In fact, the question of color posed in the question beloved of clever eight-year-olds — “is my red the same as your red” — is about far more than just color. It’s really a question about consciousness and reality. Philosopher Thomas Nagel, in a famous 1974 essay on subjectivity, “What Is It Like to Be a Bat?” puts it like this when he imagines how one might try to explain sight to someone blind from birth:
“The loose intermodal analogies — for example, ‘Red is like the sound of a trumpet’ — which crop up in discussions of this subject are of little use. That should be clear to anyone who has both heard a trumpet and seen red.”
Being sure that two people seeing what they each call ‘red’ have the same experience when they of it, Nagel effectively argues, is ultimately as impossible as it would be for us to know what it is like to be a bat, having an entire sensory apparatus we lack. That is to say: you can explain in incredible detail what it’s like for you, you can use metaphors to help me imagine my way into your experience, but the experience itself remains ultimately subjective.
I can know what it’s like for me to see a red wheelbarrow, as in William Carlos Williams’ famous poem in which, “so much depends/upon//a red wheel/barrow//glazed with rain/water//beside the white/chickens.” But there’s no reliable way to know what it’s like for you to see the same wheelbarrow, upon which so much depends. Thinking like this can turn you into a color skeptic.
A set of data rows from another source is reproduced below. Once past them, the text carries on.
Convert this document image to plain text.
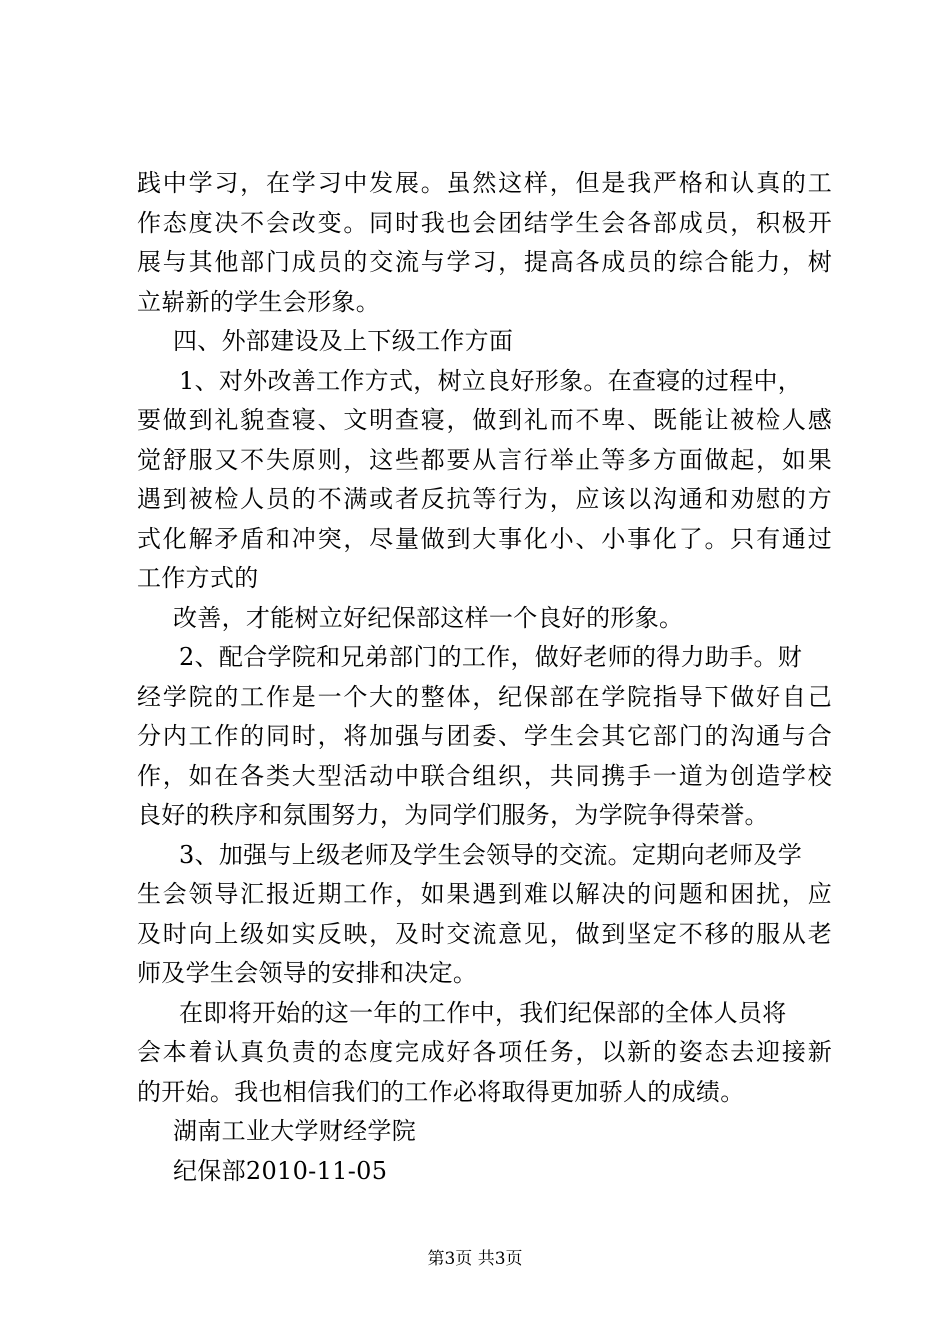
践中学习，在学习中发展。虽然这样，但是我严格和认真的工
作态度决不会改变。同时我也会团结学生会各部成员，积极开
展与其他部门成员的交流与学习，提高各成员的综合能力，树
立崭新的学生会形象。
四、外部建设及上下级工作方面
1、对外改善工作方式，树立良好形象。在查寝的过程中，
要做到礼貌查寝、文明查寝，做到礼而不卑、既能让被检人感
觉舒服又不失原则，这些都要从言行举止等多方面做起，如果
遇到被检人员的不满或者反抗等行为，应该以沟通和劝慰的方
式化解矛盾和冲突，尽量做到大事化小、小事化了。只有通过
工作方式的
改善，才能树立好纪保部这样一个良好的形象。
2、配合学院和兄弟部门的工作，做好老师的得力助手。财
经学院的工作是一个大的整体，纪保部在学院指导下做好自己
分内工作的同时，将加强与团委、学生会其它部门的沟通与合
作，如在各类大型活动中联合组织，共同携手一道为创造学校
良好的秩序和氛围努力，为同学们服务，为学院争得荣誉。
3、加强与上级老师及学生会领导的交流。定期向老师及学
生会领导汇报近期工作，如果遇到难以解决的问题和困扰，应
及时向上级如实反映，及时交流意见，做到坚定不移的服从老
师及学生会领导的安排和决定。
在即将开始的这一年的工作中，我们纪保部的全体人员将
会本着认真负责的态度完成好各项任务，以新的姿态去迎接新
的开始。我也相信我们的工作必将取得更加骄人的成绩。
湖南工业大学财经学院
纪保部2010-11-05
第3页 共3页
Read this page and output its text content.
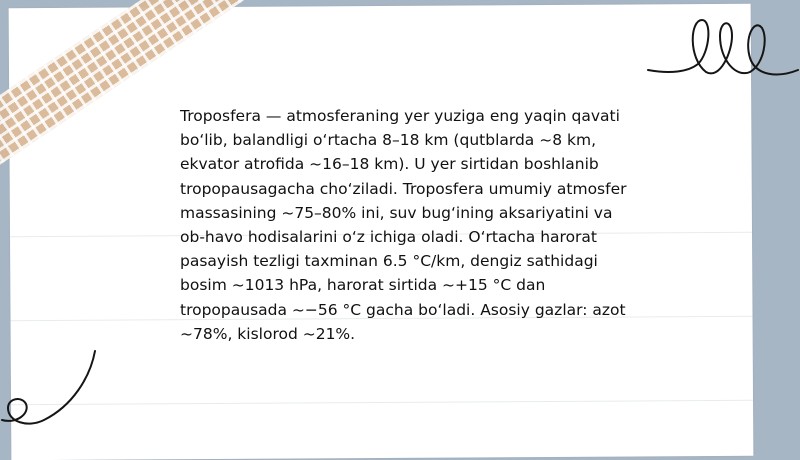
Troposfera — atmosferaning yer yuziga eng yaqin qavati bo‘lib, balandligi o‘rtacha 8–18 km (qutblarda ~8 km, ekvator atrofida ~16–18 km). U yer sirtidan boshlanib tropopausagacha cho‘ziladi. Troposfera umumiy atmosfer massasining ~75–80% ini, suv bug‘ining aksariyatini va ob-havo hodisalarini o‘z ichiga oladi. O‘rtacha harorat pasayish tezligi taxminan 6.5 °C/km, dengiz sathidagi bosim ~1013 hPa, harorat sirtida ~+15 °C dan tropopausada ~−56 °C gacha bo‘ladi. Asosiy gazlar: azot ~78%, kislorod ~21%.
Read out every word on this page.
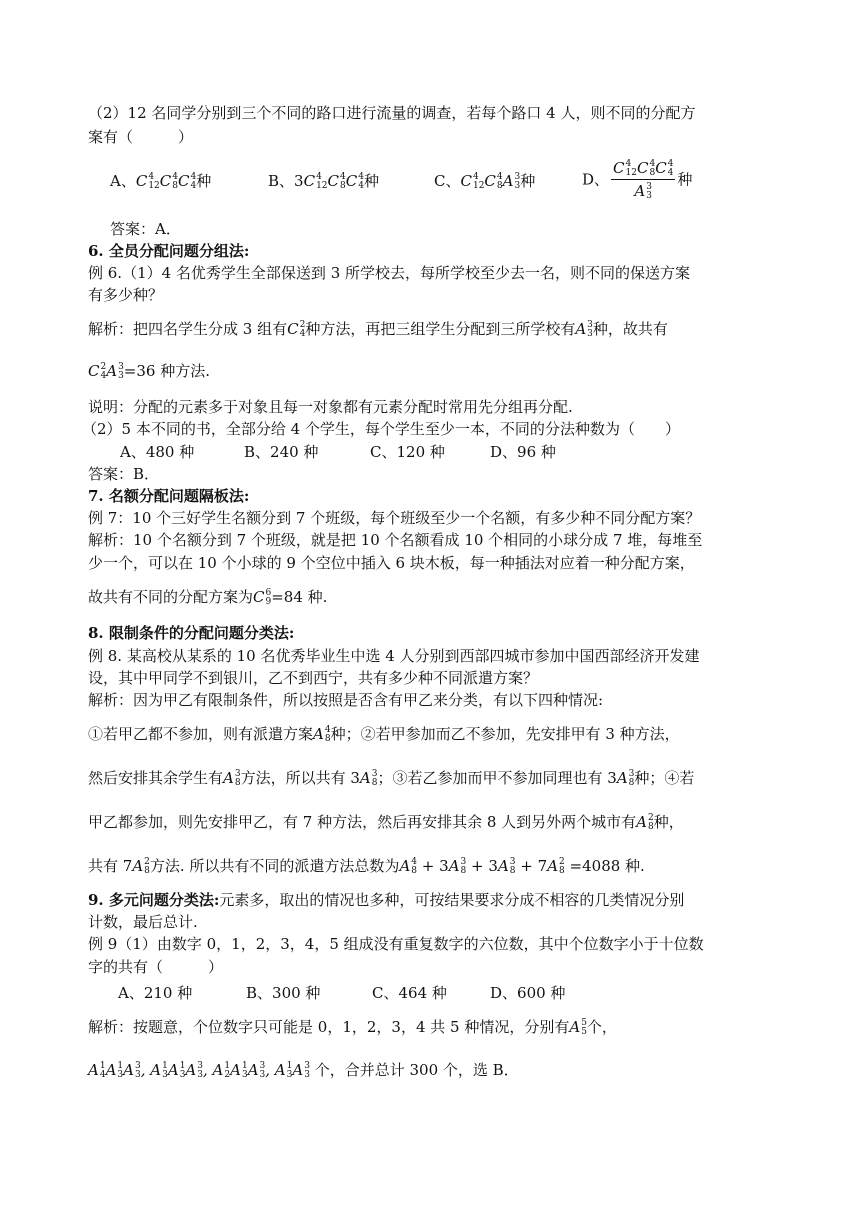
（2）12 名同学分别到三个不同的路口进行流量的调查，若每个路口 4 人，则不同的分配方
案有（　　　）
A、C 4
12 C 4
8 C 4
4 种	B、3C 4
12 C 4
8 C 4
4 种	C、C 4
12 C 4
8 A 3
3 种	D、 C 4
12 C 4
8 C 4
4
A 3
3 种
答案：A．
6. 全员分配问题分组法:
例 6.（1）4 名优秀学生全部保送到 3 所学校去，每所学校至少去一名，则不同的保送方案
有多少种？
解析：把四名学生分成 3 组有C 2
4 种方法，再把三组学生分配到三所学校有A 3
3 种，故共有
C 2
4 A 3
3 =36 种方法.
说明：分配的元素多于对象且每一对象都有元素分配时常用先分组再分配.
（2）5 本不同的书，全部分给 4 个学生，每个学生至少一本，不同的分法种数为（　　）
A、480 种	B、240 种	C、120 种	D、96 种
答案：B．
7. 名额分配问题隔板法:
例 7：10 个三好学生名额分到 7 个班级，每个班级至少一个名额，有多少种不同分配方案？
解析：10 个名额分到 7 个班级，就是把 10 个名额看成 10 个相同的小球分成 7 堆，每堆至
少一个，可以在 10 个小球的 9 个空位中插入 6 块木板，每一种插法对应着一种分配方案，
故共有不同的分配方案为C 6
9 =84 种.
8. 限制条件的分配问题分类法:
例 8. 某高校从某系的 10 名优秀毕业生中选 4 人分别到西部四城市参加中国西部经济开发建
设，其中甲同学不到银川，乙不到西宁，共有多少种不同派遣方案？
解析：因为甲乙有限制条件，所以按照是否含有甲乙来分类，有以下四种情况:
①若甲乙都不参加，则有派遣方案A 4
8 种；②若甲参加而乙不参加，先安排甲有 3 种方法，
然后安排其余学生有A 3
8 方法，所以共有 3A 3
8 ；③若乙参加而甲不参加同理也有 3A 3
8 种；④若
甲乙都参加，则先安排甲乙，有 7 种方法，然后再安排其余 8 人到另外两个城市有A 2
8 种，
共有 7A 2
8 方法. 所以共有不同的派遣方法总数为A 4
8 + 3A 3
8 + 3A 3
8 + 7A 2
8 =4088 种.
9. 多元问题分类法:元素多，取出的情况也多种，可按结果要求分成不相容的几类情况分别
计数，最后总计.
例 9（1）由数字 0，1，2，3，4，5 组成没有重复数字的六位数，其中个位数字小于十位数
字的共有（　　　）
A、210 种	B、300 种	C、464 种	D、600 种
解析：按题意，个位数字只可能是 0，1，2，3，4 共 5 种情况，分别有A 5
5 个，
A 1
4 A 1
3 A 3
3 , A 1
3 A 1
3 A 3
3 , A 1
2 A 1
3 A 3
3 , A 1
3 A 3
3 个，合并总计 300 个，选 B．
It gets even worse than that, though. As Emery and Webster note in their 2020 paper, even our own visual reality can change dramatically over time through normal development, disease or aging, and according to whether we’re looking at something in the center of our gaze or in our peripheral vision. These variations within our own reality can be as great as the variation between individuals: “[I]t is important to emphasize that this physiological variation can be equally dramatic within the individual, across both time and space …Thus even an individual observer “sees” the world through a visual system that is very different at different times and locations,” the researchers write.
This way lies madness.
If you stare too hard at a color while wondering if every one of us is living in our own completely distinct reality — or if there are completely distinct realities living within every one of us! — well may you hear those alarm bells ring.